The likes of Mithun Manhas, Amit Bhandari, Subramaniam Badrinath began to emerge as some of the names I would look for in the scorecards and would feel a slight disappointment when I wouldn’t find them since it meant that they weren’t’ the top performers in those matches. Looking back, despite being purely innocent, it was also strange how I developed a connection with cricketers whose bowling actions or batting styles I had never seen. It was only when I began to buy Sportstar every month that I saw how a Subramaniam Badrinath or a Ranadeb Bose looked, whose feats I had been cheering for quite some time by then. And still, I didn’t have any idea how did so many of those other names I had been reading about looked like.

Then there were names that remained stuck in my head merely because of the way they were – quirky for a young teenager. There was Uttar Pradesh’s Ashish Winston Zaidi, who, I’d later come to know was nicknamed ‘Amar Akbar Anthony’ for his amazingly secular sounding name. Barrington Rowland seemed like a bit of Cricket’s Tom Alter. There was also Mumbai’s Wilkin Mota whose surname would make me chuckle. Another such name was Yere Goud, a Railways stalwart who always seemed to score runs. Even today, I don’t know how do all these men look like. But the quirkiness of their names made me look for them in the newspapers.

But my favorite was a certain ‘I Pathan’ who seemed to take a lot of wickets despite being at two places at the same time! At least, that’s what I used to think for a while. Let me tell you what happened. The curly-haired broad-shouldered youngster named Irfan Pathan had already made a name for himself quite early in his career by 2004. Sometime after that, I remember reading I Pathan’s name for Baroda on a scorecard at a time when he was playing for team India. I couldn’t understand. I thought it was a typing error on the part of the newspaper. It was later that I realized that two Irfan Pathans played for Baroda. It didn’t help my confusion then that the other man in question and the source of my confusion, Irfan Saifi Pathan, was also a left-arm pacer who opened the bowling for Baroda, often with the more famous Irfan Pathan.

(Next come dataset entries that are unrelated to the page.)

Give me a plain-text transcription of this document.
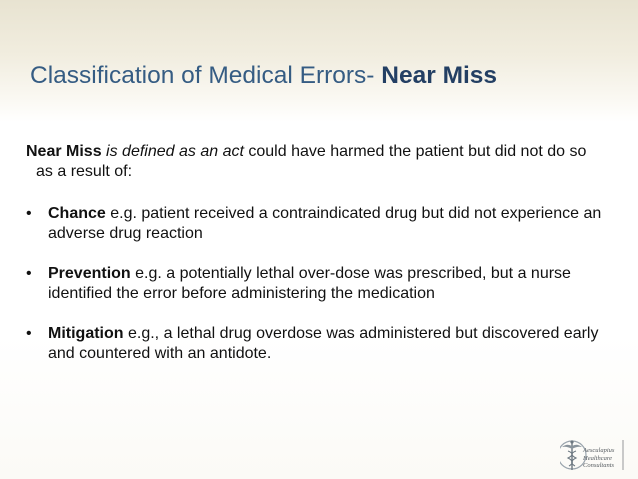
Classification of Medical Errors- Near Miss

Near Miss is defined as an act could have harmed the patient but did not do so as a result of:

• Chance e.g. patient received a contraindicated drug but did not experience an adverse drug reaction

• Prevention e.g. a potentially lethal over-dose was prescribed, but a nurse identified the error before administering the medication

• Mitigation e.g., a lethal drug overdose was administered but discovered early and countered with an antidote.

Aesculapius
Healthcare
Consultants
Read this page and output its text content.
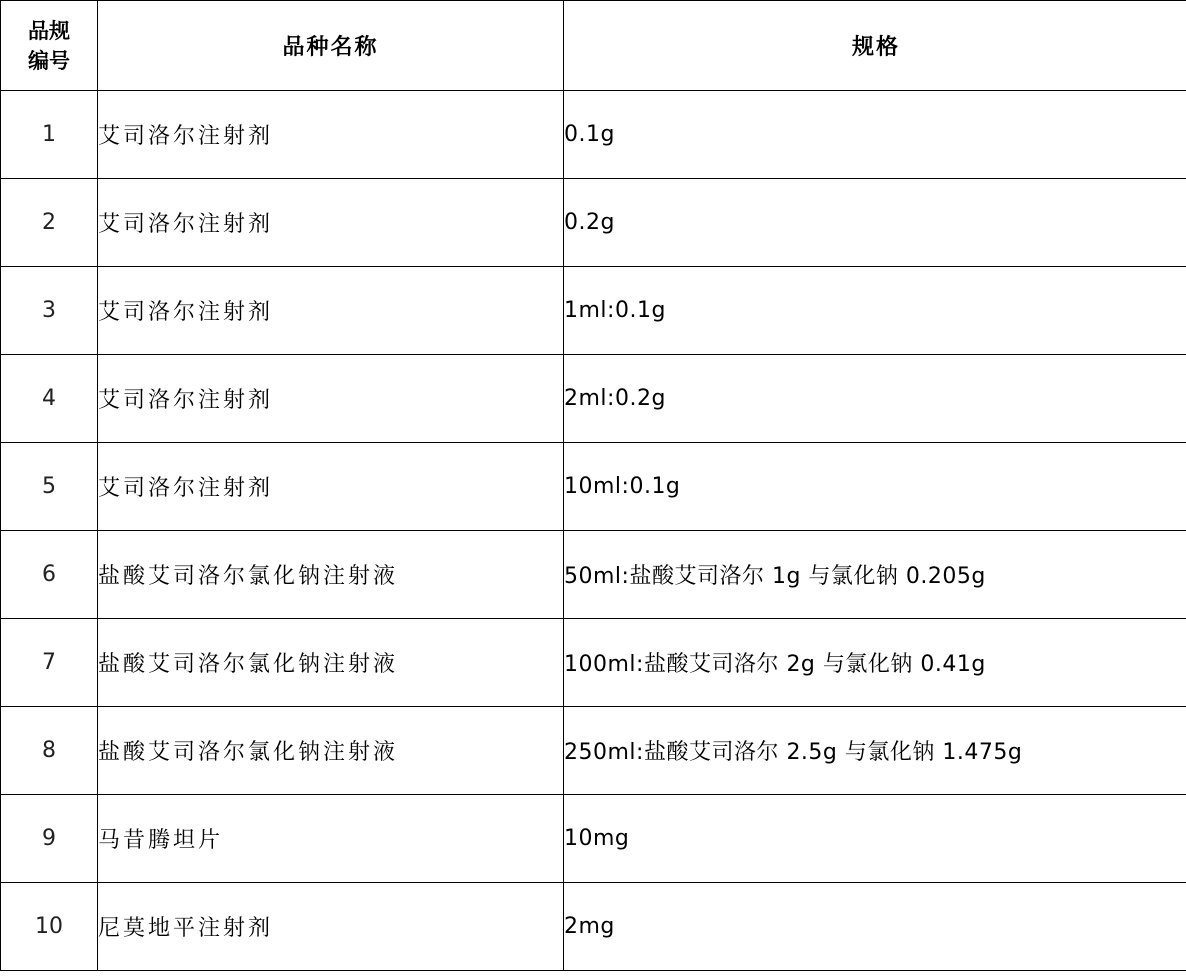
品规
编号	品种名称	规格
1	艾司洛尔注射剂	0.1g
2	艾司洛尔注射剂	0.2g
3	艾司洛尔注射剂	1ml:0.1g
4	艾司洛尔注射剂	2ml:0.2g
5	艾司洛尔注射剂	10ml:0.1g
6	盐酸艾司洛尔氯化钠注射液	50ml:盐酸艾司洛尔 1g 与氯化钠 0.205g
7	盐酸艾司洛尔氯化钠注射液	100ml:盐酸艾司洛尔 2g 与氯化钠 0.41g
8	盐酸艾司洛尔氯化钠注射液	250ml:盐酸艾司洛尔 2.5g 与氯化钠 1.475g
9	马昔腾坦片	10mg
10	尼莫地平注射剂	2mg
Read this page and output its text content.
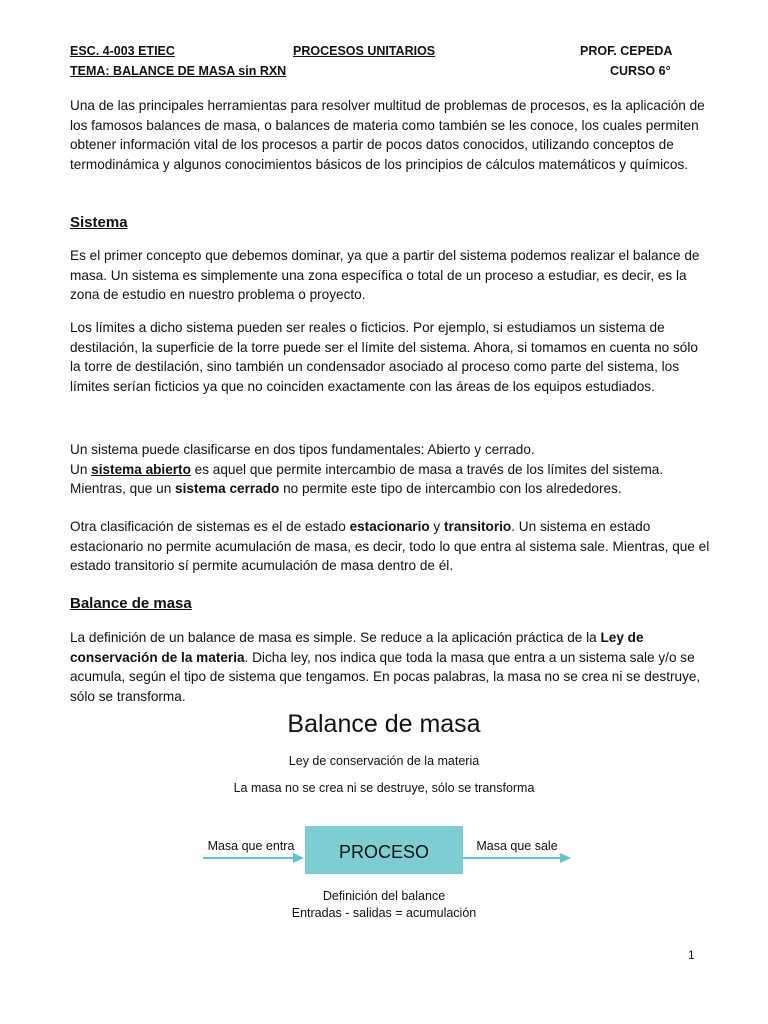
ESC. 4-003 ETIEC	PROCESOS UNITARIOS	PROF. CEPEDA
TEMA: BALANCE DE MASA sin RXN	CURSO 6°

Una de las principales herramientas para resolver multitud de problemas de procesos, es la aplicación de los famosos balances de masa, o balances de materia como también se les conoce, los cuales permiten obtener información vital de los procesos a partir de pocos datos conocidos, utilizando conceptos de termodinámica y algunos conocimientos básicos de los principios de cálculos matemáticos y químicos.

Sistema

Es el primer concepto que debemos dominar, ya que a partir del sistema podemos realizar el balance de masa. Un sistema es simplemente una zona específica o total de un proceso a estudiar, es decir, es la zona de estudio en nuestro problema o proyecto.

Los límites a dicho sistema pueden ser reales o ficticios. Por ejemplo, si estudiamos un sistema de destilación, la superficie de la torre puede ser el límite del sistema. Ahora, si tomamos en cuenta no sólo la torre de destilación, sino también un condensador asociado al proceso como parte del sistema, los límites serían ficticios ya que no coinciden exactamente con las áreas de los equipos estudiados.

Un sistema puede clasificarse en dos tipos fundamentales: Abierto y cerrado.
Un sistema abierto es aquel que permite intercambio de masa a través de los límites del sistema. Mientras, que un sistema cerrado no permite este tipo de intercambio con los alrededores.

Otra clasificación de sistemas es el de estado estacionario y transitorio. Un sistema en estado estacionario no permite acumulación de masa, es decir, todo lo que entra al sistema sale. Mientras, que el estado transitorio sí permite acumulación de masa dentro de él.

Balance de masa

La definición de un balance de masa es simple. Se reduce a la aplicación práctica de la Ley de conservación de la materia. Dicha ley, nos indica que toda la masa que entra a un sistema sale y/o se acumula, según el tipo de sistema que tengamos. En pocas palabras, la masa no se crea ni se destruye, sólo se transforma.

Balance de masa
Ley de conservación de la materia
La masa no se crea ni se destruye, sólo se transforma
Masa que entra PROCESO	Masa que sale
Definición del balance
Entradas - salidas = acumulación
1
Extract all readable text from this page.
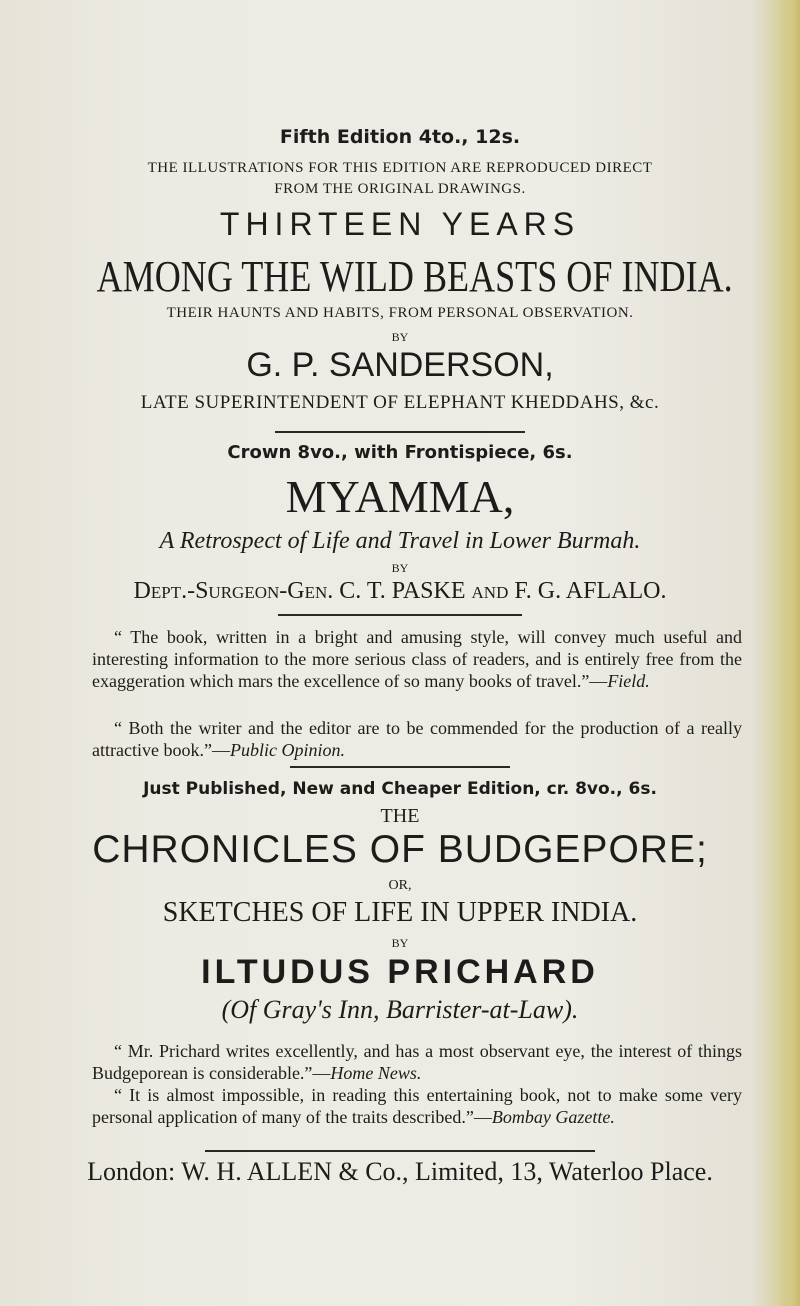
Fifth Edition 4to., 12s.
THE ILLUSTRATIONS FOR THIS EDITION ARE REPRODUCED DIRECT
FROM THE ORIGINAL DRAWINGS.
THIRTEEN YEARS
AMONG THE WILD BEASTS OF INDIA.
THEIR HAUNTS AND HABITS, FROM PERSONAL OBSERVATION.
BY
G. P. SANDERSON,
LATE SUPERINTENDENT OF ELEPHANT KHEDDAHS, &c.
Crown 8vo., with Frontispiece, 6s.
MYAMMA,
A Retrospect of Life and Travel in Lower Burmah.
BY
Dept.-Surgeon-Gen. C. T. PASKE and F. G. AFLALO.
“ The book, written in a bright and amusing style, will convey much useful and interesting information to the more serious class of readers, and is entirely free from the exaggeration which mars the excellence of so many books of travel.”—Field.
“ Both the writer and the editor are to be commended for the production of a really attractive book.”—Public Opinion.
Just Published, New and Cheaper Edition, cr. 8vo., 6s.
THE
CHRONICLES OF BUDGEPORE;
OR,
SKETCHES OF LIFE IN UPPER INDIA.
BY
ILTUDUS PRICHARD
(Of Gray's Inn, Barrister-at-Law).
“ Mr. Prichard writes excellently, and has a most observant eye, the interest of things Budgeporean is considerable.”—Home News.
“ It is almost impossible, in reading this entertaining book, not to make some very personal application of many of the traits described.”—Bombay Gazette.
London: W. H. ALLEN & Co., Limited, 13, Waterloo Place.
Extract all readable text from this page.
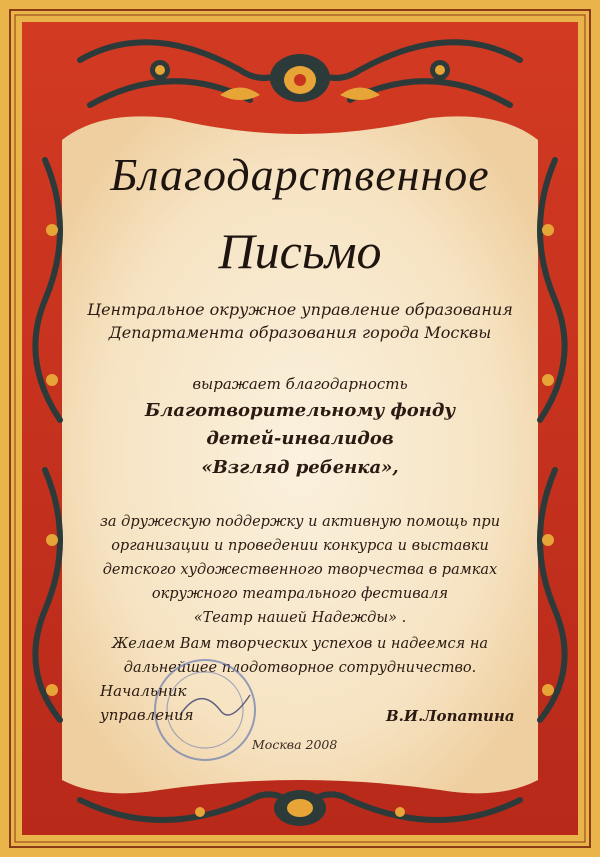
Благодарственное
Письмо
Центральное окружное управление образования
Департамента образования города Москвы
выражает благодарность
Благотворительному фонду
детей-инвалидов
«Взгляд ребенка»,
за дружескую поддержку и активную помощь при
организации и проведении конкурса и выставки
детского художественного творчества в рамках
окружного театрального фестиваля
«Театр нашей Надежды» .
Желаем Вам творческих успехов и надеемся на
дальнейшее плодотворное сотрудничество.
Начальник
управления	В.И.Лопатина
Москва 2008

Seeing these ‘names on the scorecard’ make the team India squad felt good for some reason, partly because I knew their run-scoring/wicket taking feats that got them here and partly because I knew. Yeah, for someone who watched a lot of cricket with his father who would tell how a Sachin played a blinder at Sharjah and how Sourav helped India overcome Pakistan in Dhaka, it was nice to have some information that he didn’t have about a new incoming player. I remember my father being bemused at how Dinesh Mongia kept making comebacks to the Indian team despite a disappointing 2003 World Cup. I took the opportunity to tell him about his brilliant run with the Punjab team that made it difficult for the selectors to ignore him.

What those tiny scorecards did was that with so little information in them, they left a lot of space for imaginations to run wild. I would often cook up match scenarios in my head based on the few variables made available through those scorecards. In hindsight, I feel it was to us in the 2000s what radio commentary was to those growing up in the 1960s and 70s.

Much changed with the Indian Premier League where I was finally cheering for some of these names while watching them play. Remember, the first season of the jamboree that I could watch on my TV screen was in 2009 when finally we bid Doordarshan adieu from our lives. Finally, I knew how Ashoke Dinda looked like when running in to bowl and how a Shikhar Dhawan looked like batting.

For once, for me, they had become more than just names on a scorecard.